RALEIGH – Health care reform is largely a federal issue. But that hasn’t stopped state politicians and think tanks from discussing the issue at great length and offering proposals to improve health care access, quality, and affordability.

It’s largely a federal issue because the federal tax code determines the shape of the market for health insurance, and because Congress makes most of the key decisions about Medicare, Medicaid, and other federal programs that collectively pay about half the nation’s health-care bills. The next president and Congress ought to do something about these issues, don’t you think?

However, there are some important reforms that state governments can pursue. For years, I’ve been writing about the deleterious consequences of state rules that limit patient choice and needlessly boost medical costs. Mike Munger, libertarian candidate for governor, has helped to spotlight one of these problems during his campaign appearances: occupational licensing in health care.

There are many routine medical services that nurse practitioners, physician assistants, and other non-MDs should be allowed to deliver to willing patients. The proliferation of urgent care centers and “minute clinics” has been a promising trend in recent years, one that illustrates how consumer-driven health care can improve both the provision of care and its affordability. The movement could have been even broader, however, if the licensing rules weren’t so senseless.

Shirley Svorny, an economist at Cal State Northridge, discusses the issue at length in a new report for the Cato Institute. She argues that while licensing is sold as a means of protecting patients against incompetent care, there are better alternatives for accomplishing the objective, such as tort liability and private credentialing, that don’t constitute state protection of special-interest groups.

There’s a big gap between the promise and the reality of licensing laws, Svorny contends. “Medical licensure fails to meet expectations in the area of discipline and consumer protection,” she writes. “State medical boards’ disciplinary efforts can arguably be said to protect clinicians more than consumers.” As for the performance of nurse practitioners and physician assistants, the evidence suggests that allowing patients to access alternative providers makes a great deal of sense:

By almost all accounts, the quality of services consumers get from nonphysician clinicians is at least on par with what they would get from a physician performing the same services. Dozens of peer-reviewed studies compare outcomes in situations where patients are treated by a physician, a physician assistant, or an advanced practice nurse. Outcomes appears similar – an important factor, considering that nonphysician clinicians can provide many services at a much lower cost.
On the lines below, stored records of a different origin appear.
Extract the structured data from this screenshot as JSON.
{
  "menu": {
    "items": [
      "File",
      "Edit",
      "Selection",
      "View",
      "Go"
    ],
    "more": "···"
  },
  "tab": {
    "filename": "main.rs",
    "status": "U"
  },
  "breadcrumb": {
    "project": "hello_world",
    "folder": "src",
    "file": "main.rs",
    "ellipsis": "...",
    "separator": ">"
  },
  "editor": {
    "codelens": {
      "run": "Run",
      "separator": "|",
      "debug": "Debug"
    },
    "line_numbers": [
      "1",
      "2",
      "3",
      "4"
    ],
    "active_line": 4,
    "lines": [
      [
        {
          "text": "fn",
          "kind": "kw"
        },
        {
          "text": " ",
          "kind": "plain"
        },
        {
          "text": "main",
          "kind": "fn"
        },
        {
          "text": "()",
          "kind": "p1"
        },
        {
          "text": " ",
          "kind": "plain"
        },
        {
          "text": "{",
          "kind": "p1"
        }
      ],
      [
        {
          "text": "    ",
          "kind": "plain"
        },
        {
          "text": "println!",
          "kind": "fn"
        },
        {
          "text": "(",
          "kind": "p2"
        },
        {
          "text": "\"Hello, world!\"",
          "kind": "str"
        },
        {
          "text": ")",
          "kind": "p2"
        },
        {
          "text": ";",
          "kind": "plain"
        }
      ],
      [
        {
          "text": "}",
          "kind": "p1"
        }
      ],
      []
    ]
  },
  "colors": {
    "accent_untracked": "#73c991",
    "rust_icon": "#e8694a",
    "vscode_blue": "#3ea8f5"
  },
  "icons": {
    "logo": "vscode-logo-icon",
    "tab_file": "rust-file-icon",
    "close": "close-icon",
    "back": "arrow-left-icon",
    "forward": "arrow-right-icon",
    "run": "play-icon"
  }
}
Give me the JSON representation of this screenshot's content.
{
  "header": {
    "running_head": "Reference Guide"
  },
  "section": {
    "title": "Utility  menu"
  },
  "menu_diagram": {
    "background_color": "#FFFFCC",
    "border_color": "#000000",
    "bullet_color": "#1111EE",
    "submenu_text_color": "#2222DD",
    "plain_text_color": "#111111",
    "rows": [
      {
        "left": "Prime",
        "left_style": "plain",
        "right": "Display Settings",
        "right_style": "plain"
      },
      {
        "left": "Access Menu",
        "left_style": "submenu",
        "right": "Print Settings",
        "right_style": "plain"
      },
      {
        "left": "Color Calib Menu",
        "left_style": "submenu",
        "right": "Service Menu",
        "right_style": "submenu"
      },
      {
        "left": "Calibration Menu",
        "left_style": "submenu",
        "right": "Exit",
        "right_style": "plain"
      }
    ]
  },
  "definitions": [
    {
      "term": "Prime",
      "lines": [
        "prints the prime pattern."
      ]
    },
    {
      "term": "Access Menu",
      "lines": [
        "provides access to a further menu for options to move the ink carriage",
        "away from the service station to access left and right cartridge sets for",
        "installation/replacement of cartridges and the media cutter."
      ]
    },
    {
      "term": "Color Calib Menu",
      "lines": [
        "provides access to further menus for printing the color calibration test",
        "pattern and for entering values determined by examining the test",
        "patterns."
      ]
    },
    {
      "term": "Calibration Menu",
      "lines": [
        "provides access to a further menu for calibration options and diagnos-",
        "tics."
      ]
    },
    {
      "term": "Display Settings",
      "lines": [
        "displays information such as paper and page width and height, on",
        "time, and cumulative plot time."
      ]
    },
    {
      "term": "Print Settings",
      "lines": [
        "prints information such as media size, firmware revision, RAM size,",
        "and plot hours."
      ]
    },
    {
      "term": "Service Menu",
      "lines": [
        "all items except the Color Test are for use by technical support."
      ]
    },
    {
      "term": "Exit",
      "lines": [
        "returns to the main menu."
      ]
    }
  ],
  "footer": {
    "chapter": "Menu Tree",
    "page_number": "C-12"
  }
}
None of which is to say that the state doesn’t have an important role to play in policing fraudulent behavior in medical care, or that it shouldn’t seek to make sure patients have access to the best-possible information about their providers and options. But occupational-licensing laws written decades ago, at the behest of the very professions they are supposed to regulate, represent an impediment to health care reform that state governors and lawmakers can and should remove.

Hood is president of the John Locke Foundation.